In jedem Fall- RückenschmerzenIn jedem Fall- Rückenschmerzen

Interview mit Lindi Beurer

- Physiotherapeutin und Leiterin der Sport- und Bäderabteilung -

Frau Beurer, mit welchen Krankheitssymptomen kommen die Patienten zu Ihnen?

L. Beurer: Es gibt kaum Patienten, die nicht unter Rückenschmerzen leiden. Fast alle Patienten befinden sich in extremen Belastungssituationen. Dabei handelt es sich um familiäre und berufliche Stresssituationen oder auch um Belastungen durch die Pflege eines älteren Familienmitgliedes oder eines behinderten Kindes.

Warum wirkt sich das auf den Rücken aus?

L. Beurer: Wenn man die Belastungs- und Risikofaktoren des Einzelnen anschaut, sind Rückenbeschwerden im Schulter- und Nackenbereich oder der Lendenwirbelsäule nicht verwunderlich.
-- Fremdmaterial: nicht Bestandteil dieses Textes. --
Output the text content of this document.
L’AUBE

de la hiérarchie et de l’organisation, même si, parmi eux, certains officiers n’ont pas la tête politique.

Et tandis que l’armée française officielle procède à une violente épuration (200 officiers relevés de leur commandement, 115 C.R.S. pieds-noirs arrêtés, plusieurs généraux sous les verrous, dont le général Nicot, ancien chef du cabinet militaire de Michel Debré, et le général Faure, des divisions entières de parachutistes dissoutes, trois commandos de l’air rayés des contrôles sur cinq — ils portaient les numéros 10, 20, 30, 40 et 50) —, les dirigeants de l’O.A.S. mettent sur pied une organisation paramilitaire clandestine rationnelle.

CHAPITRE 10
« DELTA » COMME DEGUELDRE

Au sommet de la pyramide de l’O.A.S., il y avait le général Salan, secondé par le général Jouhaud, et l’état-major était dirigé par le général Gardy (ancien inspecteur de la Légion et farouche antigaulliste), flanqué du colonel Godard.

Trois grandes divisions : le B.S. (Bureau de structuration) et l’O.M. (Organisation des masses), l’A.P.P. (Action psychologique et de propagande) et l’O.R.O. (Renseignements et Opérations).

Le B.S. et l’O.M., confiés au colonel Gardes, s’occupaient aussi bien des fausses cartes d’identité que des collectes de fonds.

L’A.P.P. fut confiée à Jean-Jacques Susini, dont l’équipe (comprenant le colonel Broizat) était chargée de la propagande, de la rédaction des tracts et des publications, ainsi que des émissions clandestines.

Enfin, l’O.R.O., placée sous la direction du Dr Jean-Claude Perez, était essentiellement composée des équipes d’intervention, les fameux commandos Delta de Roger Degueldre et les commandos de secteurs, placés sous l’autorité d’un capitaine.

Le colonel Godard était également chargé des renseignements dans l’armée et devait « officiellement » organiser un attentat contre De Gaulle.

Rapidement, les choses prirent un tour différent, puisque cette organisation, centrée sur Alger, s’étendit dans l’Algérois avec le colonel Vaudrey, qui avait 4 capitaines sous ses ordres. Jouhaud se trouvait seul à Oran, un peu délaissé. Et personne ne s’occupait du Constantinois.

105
Die Pflege eines stark bewegungseingeschränkten Kindes ist für die Mutter und deren Wirbelsäule ein Kraftakt. Verspannung und Schmerz sind die Folge. Routinebelastungen in Haushalt oder Beruf sowie das Bewältigen der verschiedenen Therapietermine sind zusätzliche Belastungsfaktoren.
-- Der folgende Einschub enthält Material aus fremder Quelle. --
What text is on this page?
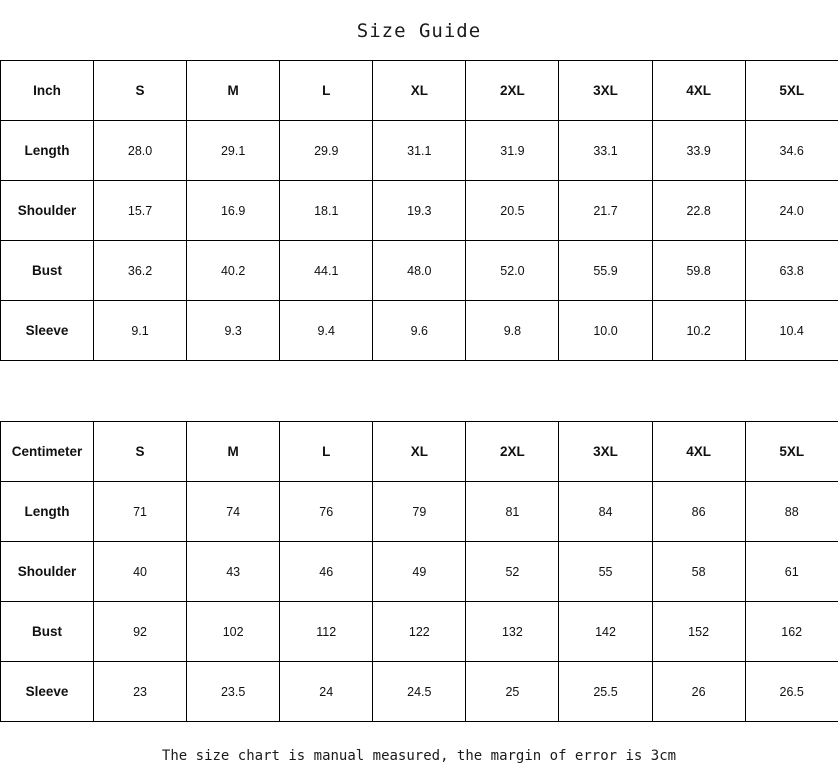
Size Guide
Inch	S	M	L	XL	2XL	3XL	4XL	5XL
Length	28.0	29.1	29.9	31.1	31.9	33.1	33.9	34.6
Shoulder	15.7	16.9	18.1	19.3	20.5	21.7	22.8	24.0
Bust	36.2	40.2	44.1	48.0	52.0	55.9	59.8	63.8
Sleeve	9.1	9.3	9.4	9.6	9.8	10.0	10.2	10.4
Centimeter	S	M	L	XL	2XL	3XL	4XL	5XL
Length	71	74	76	79	81	84	86	88
Shoulder	40	43	46	49	52	55	58	61
Bust	92	102	112	122	132	142	152	162
Sleeve	23	23.5	24	24.5	25	25.5	26	26.5
The size chart is manual measured, the margin of error is 3cm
Warum nehmen die Patienten nicht mehr ambulante Therapieangebote wahr oder gehen ins Fitnessstudio?

L.Beurer: In Fitnessstudios ist die Anleitung oft nicht ausreichend. Ambulante Therapieangebote können oftmals auf Grund der familiären Situation nicht wahrgenommen werden. Zudem kommen viele Patienten auch aus Regionen, in denen weite Fahrstrecken zurückzulegen wären. Vielen fehlt es nicht an der Motivation, sondern einfach an der Zeit, sich auch einmal um sich selbst zu kümmern.

Was können Sie den Patienten hier an Behandlung bieten?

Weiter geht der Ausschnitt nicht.